More Broadway credits followed including 110 In The Shade, Ragtime and The Book of Mormon. She was cast in a starring role playing Diana Ross in Motown the Musical. In a dazzling performance that included a show-stopping “Reach Out and Touch” she was nominated for Grammy, Tony, Drama League awards for the role. She won a Theatre World Award for her performance.

And in 2013, in the midst of that major career high, she was diagnosed with ovarian cancer. LeKae was 34. She had no family history of ovarian or breast cancer. And she had to fully step away from the show and focus on her healing.

“I never really knew about ovarian cancer. I just remember receiving a phone call from my doctor saying that I was diagnosed with clear cell carcinoma and not really even understanding what that was,” she says.

“At the time, not many organizations were talking about young women with ovarian cancer, let alone black women with ovarian cancer.” LeKae felt like a fish out of water trying to navigate her diagnosis and recovery. “I went on websites for ovarian cancer, seeing older women, Caucasian women, and hearing their stories and everything was targeted to them.”

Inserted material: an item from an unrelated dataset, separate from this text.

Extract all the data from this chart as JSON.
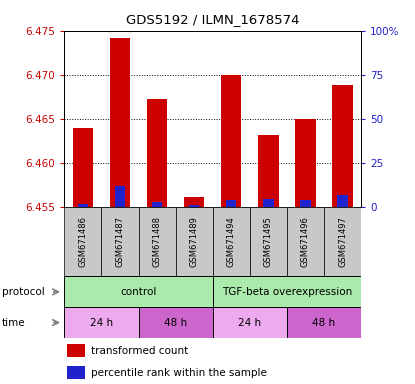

That experience lit a fire her belly to be a fierce advocate for young women facing cancer. In a video for Look Good Feel Better she said, “My immediate response was to go out and tell the world. That little girl who did not speak when she was four or five was ready to roar.”

LeKae thought, you have an opportunity to educate not only women of color, but women who are younger. “Here I was in my early thirties. I never had a child before and this really encouraged me to use my voice as an instrument of love and healing to advocate for women who, like myself, who are in their twenties and early thirties who are enduring cancer.”

After a brutal treatment and healing LeKae made her way back to the stage. She played groundbreaking playwright Lorraine Hansberry in Sweet Lorraine. On March 15 LeKae will be making her Carnegie Hall debut in the show Hitsville: Celebrating Motown with the New York Pops. And she’s once again dazzling audiences in Rock & Roll Man eight shows a week singing LaVern Baker’s beloved songs like “Tweedle Dee” and “Jim Dandy.”

And LeKae gets to do what she loves most, which is to sing. “Singing is my greatest connection to a higher power,” she says. “It’s the greatest love making, care-taking and nurturing. It is the greatest gift to the human soul for me. And I get to do that. I am blessed.”